6 – Atendendo à declaração de pandemia da doença COVID-19, e às suas implicações nas atividades do Desporto Escolar, são distribuídos aos AE/ENA, no ano letivo de 2021-2022, os mesmos tempos letivos aprovados, no ano letivo 2019-2020, no âmbito dos projetos «Programa do Desporto escolar +»; «Desporto Escolar Territórios», Grupos-Equipa de Nível III e CFD, de acordo com os respetivos regulamentos, sem prejuízo do disposto nos n.os 7 e 8.

7 – Quando o mesmo AE/ENA tenha, simultaneamente, tempos letivos atribuídos nos projetos «Desporto Escolar +», «Desporto Escolar Territórios» ou Grupos-Equipa de Nível III, deve optar apenas por um dos projetos de valorização, sendo os tempos letivos sobrantes acumulados para atribuição a outros AE/ENA, mediante abertura de novas candidaturas.
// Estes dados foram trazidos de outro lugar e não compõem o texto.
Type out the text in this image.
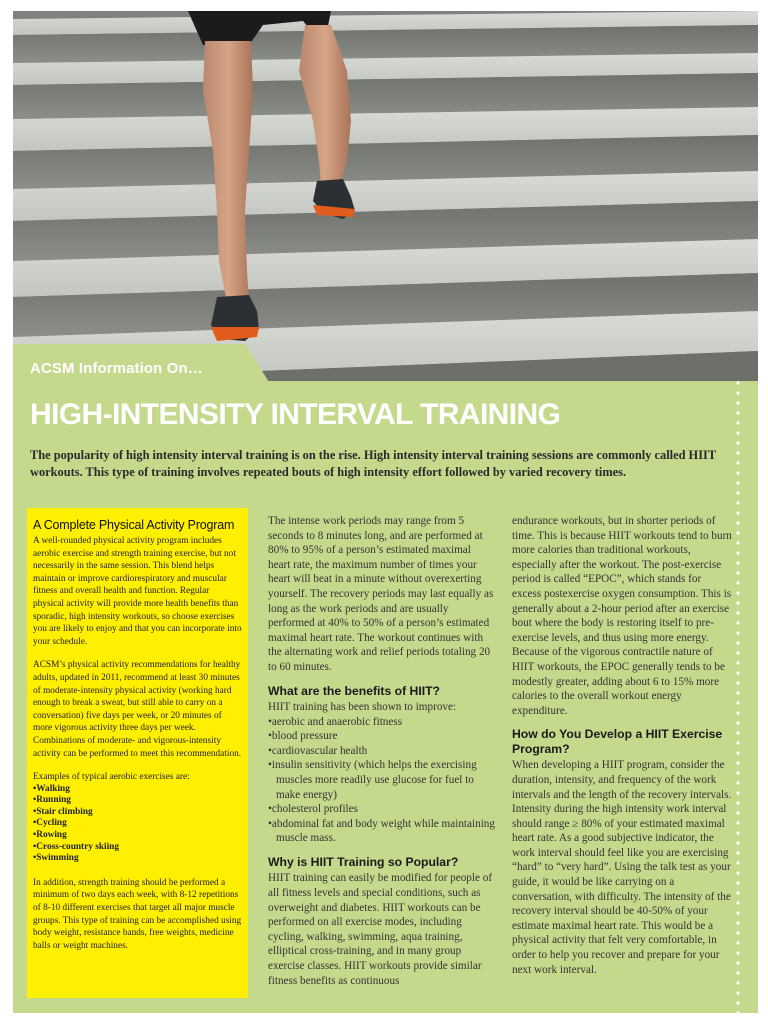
ACSM Information On…
HIGH-INTENSITY INTERVAL TRAINING

The popularity of high intensity interval training is on the rise. High intensity interval training sessions are commonly called HIIT workouts. This type of training involves repeated bouts of high intensity effort followed by varied recovery times.

A Complete Physical Activity Program

A well-rounded physical activity program includes aerobic exercise and strength training exercise, but not necessarily in the same session. This blend helps maintain or improve cardiorespiratory and muscular fitness and overall health and function. Regular physical activity will provide more health benefits than sporadic, high intensity workouts, so choose exercises you are likely to enjoy and that you can incorporate into your schedule.

ACSM’s physical activity recommendations for healthy adults, updated in 2011, recommend at least 30 minutes of moderate-intensity physical activity (working hard enough to break a sweat, but still able to carry on a conversation) five days per week, or 20 minutes of more vigorous activity three days per week. Combinations of moderate- and vigorous-intensity activity can be performed to meet this recommendation.

Examples of typical aerobic exercises are:

• Walking
• Running
• Stair climbing
• Cycling
• Rowing
• Cross-country skiing
• Swimming

In addition, strength training should be performed a minimum of two days each week, with 8-12 repetitions of 8-10 different exercises that target all major muscle groups. This type of training can be accomplished using body weight, resistance bands, free weights, medicine balls or weight machines.

The intense work periods may range from 5 seconds to 8 minutes long, and are performed at 80% to 95% of a person’s estimated maximal heart rate, the maximum number of times your heart will beat in a minute without overexerting yourself. The recovery periods may last equally as long as the work periods and are usually performed at 40% to 50% of a person’s estimated maximal heart rate. The workout continues with the alternating work and relief periods totaling 20 to 60 minutes.

What are the benefits of HIIT?
HIIT training has been shown to improve:
• aerobic and anaerobic fitness
• blood pressure
• cardiovascular health
• insulin sensitivity (which helps the exercising muscles more readily use glucose for fuel to make energy)
• cholesterol profiles
• abdominal fat and body weight while maintaining muscle mass.
Why is HIIT Training so Popular?

HIIT training can easily be modified for people of all fitness levels and special conditions, such as overweight and diabetes. HIIT workouts can be performed on all exercise modes, including cycling, walking, swimming, aqua training, elliptical cross-training, and in many group exercise classes. HIIT workouts provide similar fitness benefits as continuous

endurance workouts, but in shorter periods of time. This is because HIIT workouts tend to burn more calories than traditional workouts, especially after the workout. The post-exercise period is called “EPOC”, which stands for excess postexercise oxygen consumption. This is generally about a 2-hour period after an exercise bout where the body is restoring itself to pre-exercise levels, and thus using more energy. Because of the vigorous contractile nature of HIIT workouts, the EPOC generally tends to be modestly greater, adding about 6 to 15% more calories to the overall workout energy expenditure.

How do You Develop a HIIT Exercise Program?

When developing a HIIT program, consider the duration, intensity, and frequency of the work intervals and the length of the recovery intervals. Intensity during the high intensity work interval should range ≥ 80% of your estimated maximal heart rate. As a good subjective indicator, the work interval should feel like you are exercising “hard” to “very hard”. Using the talk test as your guide, it would be like carrying on a conversation, with difficulty. The intensity of the recovery interval should be 40-50% of your estimate maximal heart rate. This would be a physical activity that felt very comfortable, in order to help you recover and prepare for your next work interval.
8 – Não há lugar à distribuição prevista no n.º 6 para o projeto Grupos-Equipa de Nível III quando estes não estejam inscritos numa federação desportiva.

9 – Valorizando outros papéis no desporto, para além do de praticante, é dada continuidade ao Plano Nacional de Formação de Juízes-Árbitros Escolares, em parceria com Federações Desportivas de modalidades, e/ou outras associações, através do qual se pretende criar uma bolsa de juízes-árbitros no Desporto Escolar, fomentar a ética no desporto, e criar uma base de formação de juízes e árbitros articulada com o sistema federado.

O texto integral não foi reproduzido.